Schwarzenberg Floating Canal

Schwarzenberg Floating Canal
The Schwarzenberg Floating Canal - one of the most remarkable water structures of its times - was built to transport timber and logs from the Šumava to the Vienna market, thus enabling utilization of the timber abundance from the formerly inaccessible parts of the Šumava forests.
The floating canal was designed by engineer Josef Rosenauer (1735-1804), an employee of the manorial administration of the Schwarzenberg estates seating in Český Krumlov.
Construction of the Schwarzenberg Floating Canal proceeded very quickly. The first section of 29,3 km from the Zwettelbach stream to the Rasovka stream (Hefenkriegbach) flowing into the Vltava nearby Hory was built in only one year. In 1791 the canal was brought to the Jezerní stream out-flowing from the Plešné Lake, which became a reservoir of water discharged as needed for floating. In 1793 the canal bed was extended up to the Jelení stream nearby Jelení Vrchy, thus completing the whole first section of the canal (later called "the old canal") of the total of 39,9 km. The first uninterrupted timber floating along the whole length of the canal was carried out in 1791.

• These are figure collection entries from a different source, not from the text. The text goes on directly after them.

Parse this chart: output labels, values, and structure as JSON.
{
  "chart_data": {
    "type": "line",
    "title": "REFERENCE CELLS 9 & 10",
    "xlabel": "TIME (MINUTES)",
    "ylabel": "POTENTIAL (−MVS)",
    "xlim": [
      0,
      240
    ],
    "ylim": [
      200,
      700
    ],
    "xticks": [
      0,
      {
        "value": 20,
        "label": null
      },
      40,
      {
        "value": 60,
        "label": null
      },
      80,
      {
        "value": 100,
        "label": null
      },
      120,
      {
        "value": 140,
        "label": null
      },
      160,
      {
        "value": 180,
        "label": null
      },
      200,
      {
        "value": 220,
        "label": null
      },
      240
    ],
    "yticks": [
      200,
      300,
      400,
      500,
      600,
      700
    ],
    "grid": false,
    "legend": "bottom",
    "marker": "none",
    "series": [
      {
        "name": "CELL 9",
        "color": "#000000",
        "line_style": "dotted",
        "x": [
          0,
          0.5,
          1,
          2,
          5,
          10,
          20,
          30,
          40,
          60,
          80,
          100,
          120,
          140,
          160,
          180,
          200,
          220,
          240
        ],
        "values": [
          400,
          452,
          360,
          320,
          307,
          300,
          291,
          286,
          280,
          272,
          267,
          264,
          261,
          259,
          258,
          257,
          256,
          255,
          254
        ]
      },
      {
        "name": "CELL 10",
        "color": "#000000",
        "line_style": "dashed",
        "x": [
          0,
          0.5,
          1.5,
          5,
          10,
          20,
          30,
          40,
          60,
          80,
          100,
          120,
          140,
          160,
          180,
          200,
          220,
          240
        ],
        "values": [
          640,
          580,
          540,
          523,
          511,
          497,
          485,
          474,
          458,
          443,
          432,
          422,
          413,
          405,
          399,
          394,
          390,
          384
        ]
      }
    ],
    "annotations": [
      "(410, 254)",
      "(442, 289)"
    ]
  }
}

Intensified logging following completion of the floating canal provoked the need for labour power in the area of the upper Šumava forest districts. This is the reason why forest workers, in particular woodcutters with their families, headed for the region and founded new settlements here upon authorization of the lords of the manor estates. It was right in this period that the villages of Huťský Dvůr, Nová Pec, Jelení Vrchy, Stožec, Nové Údolí and many others, with the typical architecture of the mountainous timbered houses, were founded.

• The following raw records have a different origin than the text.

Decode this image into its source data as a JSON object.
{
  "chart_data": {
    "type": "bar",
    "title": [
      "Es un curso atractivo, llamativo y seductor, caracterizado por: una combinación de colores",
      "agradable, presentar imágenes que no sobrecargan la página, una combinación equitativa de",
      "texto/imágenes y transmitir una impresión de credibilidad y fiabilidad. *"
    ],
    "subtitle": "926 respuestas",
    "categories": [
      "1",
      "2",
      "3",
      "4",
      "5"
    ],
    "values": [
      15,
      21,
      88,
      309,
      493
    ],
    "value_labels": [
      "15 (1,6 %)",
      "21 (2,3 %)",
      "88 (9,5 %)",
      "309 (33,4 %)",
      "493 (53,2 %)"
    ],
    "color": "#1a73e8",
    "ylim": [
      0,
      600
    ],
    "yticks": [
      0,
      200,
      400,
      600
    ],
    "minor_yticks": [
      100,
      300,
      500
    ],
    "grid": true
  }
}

Good sales of timber and ever increasing consumption led to the idea to complete the canal according to the originally designed project and make accessible further areas of the forests for timber exploitation. The second part of the canal from the Jelení stream to the Bavarian borders beneath Třístoličník (Three Stool Mount), including the 419 m long tunnel beyond Jelení, was built in 1821-1822. The construction was managed by the director of the Schwarzenberg estates administration Arnolt Mayer and by the engineers Josef Falta and Jan Kraus according to the Rosenauer's project. The first timber floating along "the new canal" took place in 1824. Total length of the waterway  after connection of both the canal sections, from the Mühl river mouth into the Danube to the Světlá Voda stream, stretched to 89,7 km. The canal was fed from 21 streams. The artificial water reservoir Jelení Lake was built in 1835 and the reservoirs Roseanauerova nádrž and Říjiště followed soon in. Three water chutes ran into the canal: Jelení chute of 1,3 km, Jezerní chute of 0,9 km and Koňský chute of 1,4 km. The whole extensive water structure was complemented with 87 bridges and footbridges, 80 sluices, 78 water moats and 22 water gates
Only a shorter part of the canal was still used in the 20th century. Timber was transported by the Želnavský chute till 1962, when the waterway definitely stopped to serve its purpose. The Schwarzenberg Floating Canal has been listed amongst the immovable cultural monuments of technical importance since 1963. The Administration of the Šumava National Park and Protected Landscape Area carried out extensive reconstruction of this unique structure in 1999-2001, restoring the sections from Jelení Vrchy to the Želnavský chute of almost 11 km and from the Světlá voda stream to the Stocký stream of a little less than 2 km. These restored canal parts adapted for timber floating complemented formerly renewed canal sections at the Czech-Austrian border nearby the borderline stream Ježová/Iglvach and on the slope beneath the Austrian village of Morau.